The Stuttes' argument that Eakes improperly assumed that the author of the graffiti was attempting to disguise their script is another matter. Eakes's conclusion that the QUEERS script was disguised and her opinion that the graffiti author's "normal habit" was to use a curved "E" because "they wrote it that way on everything else" have no basis. (Eakes Depo. at 76:15). It is an improper assumption that the graffiti author wrote the exemplars, improperly used to bolster an opinion. Furthermore, the assertion that someone disguised or intentionally altered their handwriting necessarily infers a motive. Eakes is not qualified to opine as to the author's mental state. Her expertise permits her to compare one sample to another: to observe that the curved "E" appears on some or all of the evidence documents and to observe that the graffiti author first wrote a curved "E" and then wrote a Greek "E" over it, if that is what the evidence shows. However, she cannot testify to any reasoning behind this particular action and certainly cannot characterize the writing as a product of a motive. In this regard, her testimony is an improper attempt to morph an opinion as to common authorship between the exemplars and the graffiti into a fact upon which she can then render a further impermissible opinion regarding an alleged motive. Eakes will not be permitted to render this opinion at trial.

Finally, the Court must determine if the probative value of Eakes's opinion is outweighed by its prejudicial effect. Daubert, 509 U.S. at 595; United States v. Beverly, 369 F.3d 516, 528 (6th Cir. 2004). As noted, Eakes's opinion is relevant to the disputed facts of this case and will assist the jury in determining the authorship of the QUEERS graffiti. The Stuttes argument that Eakes's testimony will unfairly prejudice them, confuse the issues, and mislead the jury is unpersuasive. Again, the Stuttes have improperly relied on disputed issues of fact to argue that Eakes's incorrect conclusions are confusing and misleading; the authorship of the exemplars is a question for the jury. The Stuttes also fail to note any way in which the testimony will unfairly prejudice them. It is significant that the Stuttes intend to present the testimony of their own document examiner at the trial of this case.

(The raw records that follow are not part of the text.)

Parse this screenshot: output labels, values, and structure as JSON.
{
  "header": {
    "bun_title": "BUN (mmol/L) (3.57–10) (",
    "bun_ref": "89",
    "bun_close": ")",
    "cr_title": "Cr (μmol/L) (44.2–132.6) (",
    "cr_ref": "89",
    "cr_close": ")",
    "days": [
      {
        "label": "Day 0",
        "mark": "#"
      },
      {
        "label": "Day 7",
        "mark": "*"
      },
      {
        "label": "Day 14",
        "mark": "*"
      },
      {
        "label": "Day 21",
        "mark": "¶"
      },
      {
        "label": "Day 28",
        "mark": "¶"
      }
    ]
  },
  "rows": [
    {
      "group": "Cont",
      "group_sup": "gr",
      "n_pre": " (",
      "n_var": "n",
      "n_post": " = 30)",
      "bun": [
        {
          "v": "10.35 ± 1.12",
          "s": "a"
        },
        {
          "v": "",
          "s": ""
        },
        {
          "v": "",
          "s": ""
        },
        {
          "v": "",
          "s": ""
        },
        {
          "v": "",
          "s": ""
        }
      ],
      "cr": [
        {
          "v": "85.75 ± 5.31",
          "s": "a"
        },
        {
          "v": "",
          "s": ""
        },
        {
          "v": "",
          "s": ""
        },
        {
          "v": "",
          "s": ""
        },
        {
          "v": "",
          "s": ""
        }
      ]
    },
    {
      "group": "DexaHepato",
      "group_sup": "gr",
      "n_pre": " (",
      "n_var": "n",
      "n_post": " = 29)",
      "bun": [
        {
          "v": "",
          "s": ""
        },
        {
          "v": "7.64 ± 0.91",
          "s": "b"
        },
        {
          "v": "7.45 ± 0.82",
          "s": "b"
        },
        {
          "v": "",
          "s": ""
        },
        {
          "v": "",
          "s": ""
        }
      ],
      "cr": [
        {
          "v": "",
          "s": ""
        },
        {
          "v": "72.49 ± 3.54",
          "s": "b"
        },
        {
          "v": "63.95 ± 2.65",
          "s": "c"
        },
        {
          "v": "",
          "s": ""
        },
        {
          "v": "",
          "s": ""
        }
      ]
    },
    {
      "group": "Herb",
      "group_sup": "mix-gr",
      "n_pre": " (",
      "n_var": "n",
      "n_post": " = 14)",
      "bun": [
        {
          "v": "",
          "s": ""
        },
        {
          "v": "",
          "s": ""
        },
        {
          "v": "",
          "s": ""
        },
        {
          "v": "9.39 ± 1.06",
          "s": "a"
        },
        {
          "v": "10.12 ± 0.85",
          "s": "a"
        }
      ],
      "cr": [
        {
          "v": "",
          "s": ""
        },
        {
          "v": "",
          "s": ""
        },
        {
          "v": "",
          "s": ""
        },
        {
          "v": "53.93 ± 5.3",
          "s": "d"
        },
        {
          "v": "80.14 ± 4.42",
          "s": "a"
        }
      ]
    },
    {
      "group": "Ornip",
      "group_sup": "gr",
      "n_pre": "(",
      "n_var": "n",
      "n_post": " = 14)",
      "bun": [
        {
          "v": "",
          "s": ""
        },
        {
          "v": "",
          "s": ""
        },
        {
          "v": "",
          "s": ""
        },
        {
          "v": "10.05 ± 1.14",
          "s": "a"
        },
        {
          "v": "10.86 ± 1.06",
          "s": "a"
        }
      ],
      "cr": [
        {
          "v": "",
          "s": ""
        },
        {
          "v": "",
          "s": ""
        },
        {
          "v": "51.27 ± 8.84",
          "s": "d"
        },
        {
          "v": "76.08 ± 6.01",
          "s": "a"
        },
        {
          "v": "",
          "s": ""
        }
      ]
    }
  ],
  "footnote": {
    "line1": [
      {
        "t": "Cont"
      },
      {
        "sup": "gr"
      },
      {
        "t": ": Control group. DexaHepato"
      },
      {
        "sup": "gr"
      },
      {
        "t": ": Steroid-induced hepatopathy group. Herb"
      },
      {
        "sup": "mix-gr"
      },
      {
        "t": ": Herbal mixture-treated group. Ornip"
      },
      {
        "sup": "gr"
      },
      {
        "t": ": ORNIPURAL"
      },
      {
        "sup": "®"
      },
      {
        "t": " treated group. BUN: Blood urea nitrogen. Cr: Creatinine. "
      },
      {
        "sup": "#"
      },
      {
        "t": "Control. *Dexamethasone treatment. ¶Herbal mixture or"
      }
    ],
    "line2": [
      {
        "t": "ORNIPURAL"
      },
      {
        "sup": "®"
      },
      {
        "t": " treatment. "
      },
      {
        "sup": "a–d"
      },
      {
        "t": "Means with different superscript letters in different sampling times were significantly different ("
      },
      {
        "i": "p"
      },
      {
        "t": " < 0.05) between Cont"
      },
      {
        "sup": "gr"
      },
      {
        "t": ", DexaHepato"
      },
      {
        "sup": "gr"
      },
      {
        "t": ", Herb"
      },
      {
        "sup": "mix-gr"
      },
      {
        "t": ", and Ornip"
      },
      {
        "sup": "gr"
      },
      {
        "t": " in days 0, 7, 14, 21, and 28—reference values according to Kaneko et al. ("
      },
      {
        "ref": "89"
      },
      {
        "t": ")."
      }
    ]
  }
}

Excluding ANPAC's expert while allowing the Stuttes' to present expert testimony on the same issue would work unfair prejudice to ANPAC. Rule 403 does not bar Eakes's opinion.


Eakes is qualified to render an expert opinion regarding handwriting analysis. Her testimony is relevant and it may assist the jury, depending on (1) whether they accept Eakes's opinion that the person who wrote the exemplars also wrote the QUEERS graffiti, and (2) whom they find to be the authors of the exemplars. The Stuttes' challenges as to the accuracy of her opinions go to its weight, rather than its admissibility. The Court is confident that a jury in this district will be competent to weigh the testimony and the various challenges to its credibility with all of the other evidence presented at trial.

However, there must be limits to Eakes's testimony. First, any testimony identifying the author(s) of the evidence documents or the QUEERS graffiti as either Carol Stutte or Laura Stutte will be excluded; counsel may introduce other testimony or evidence to prove the authorship of the evidence documents. Second, Eakes will not be permitted to testify as to the motive of the graffiti's author or to make impermissible assumptions explaining the reason for its appearance.

Based on the foregoing, and consistent with this opinion, the Stuttes' "Motion to Exclude the Opinion Testimony of Document Examiner Jane Eakes" [doc. 107] is DENIED in part and GRANTED in part.